Question

An antibiotic kills 60% of bacteria in a sample of 100,000 each day. The equation p₁ = 100,000(0.4)ᵈ represents the population, p₁, after d days. Four days after introducing the antibiotic to the first sample, a scientist introduces the same antibiotic to a second population, p₂. The number of bacteria after d days in the second population is represented by the equation p₂ = 100,000(0.4)⁽ᵈ⁻⁴⁾. Which equation is equivalent to p₂?

a) p₂ = 100,000(0.4)ᵈ
b) p₂ = 100,000(0.4)ᵈ⁻⁴
c) p₂ = 100,000(0.4)⁽ᵈ⁻⁴⁾
d) p₂ = 100,000(0.4)⁽ᵈ⁺⁴⁾

Answer 1

The equivalent equation to p₂ = 100,000(0.4)⁽ᵈ⁻⁴⁾ for the second population of bacteria is option c) p₂ = 100,000(0.4)⁽ᵈ⁻⁴⁾.

Step-by-step explanation:

The equation that is equivalent to p2 = 100,000(0.4)(d-4) is c) p2 = 100,000(0.4)(d-4).
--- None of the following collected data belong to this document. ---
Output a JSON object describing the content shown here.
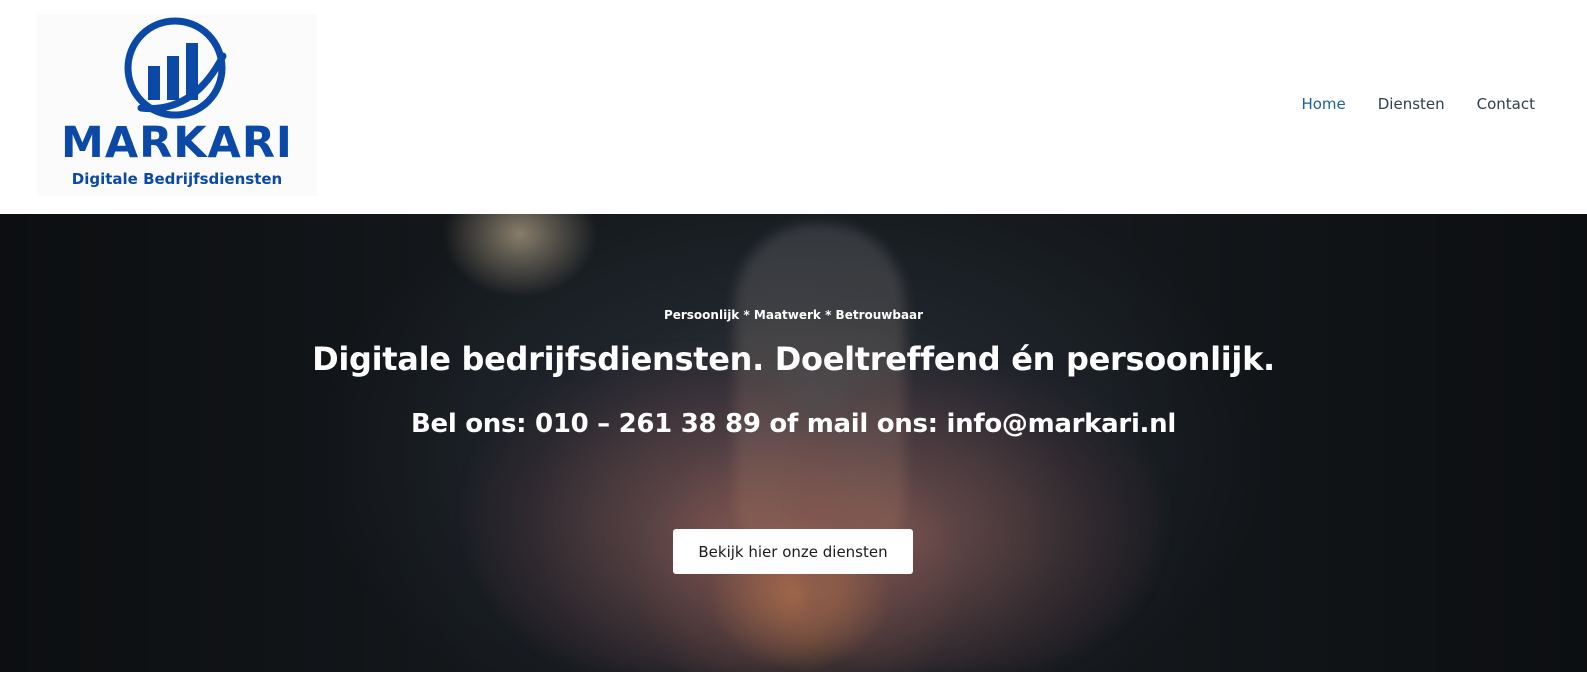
{
  "brand": {
    "name": "MARKARI",
    "tagline": "Digitale Bedrijfsdiensten",
    "color": "#0a4aa6",
    "logo_icon": "bar-chart-circle-icon"
  },
  "nav": {
    "items": [
      {
        "label": "Home",
        "active": true
      },
      {
        "label": "Diensten",
        "active": false
      },
      {
        "label": "Contact",
        "active": false
      }
    ],
    "active_color": "#1f5fa0"
  },
  "hero": {
    "kicker": "Persoonlijk * Maatwerk * Betrouwbaar",
    "title": "Digitale bedrijfsdiensten. Doeltreffend én persoonlijk.",
    "subtitle": "Bel ons: 010 – 261 38 89 of mail ons: info@markari.nl",
    "button_label": "Bekijk hier onze diensten",
    "background": "hands-holding-light-bulb-photo"
  }
}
This equation represents the population of bacteria in a second sample, four days after an antibiotic has been introduced to a first sample with an initial population of 100,000 bacteria. The antibiotic kills 60% of the bacteria each day, so the population decreases to 40% of its size each day. The exponential growth equation p1 = 100,000(0.4)d represents the first sample, and the second sample, starting four days later, has to account for the four-day delay in the start of the antibiotic, reflected by the expression (d-4).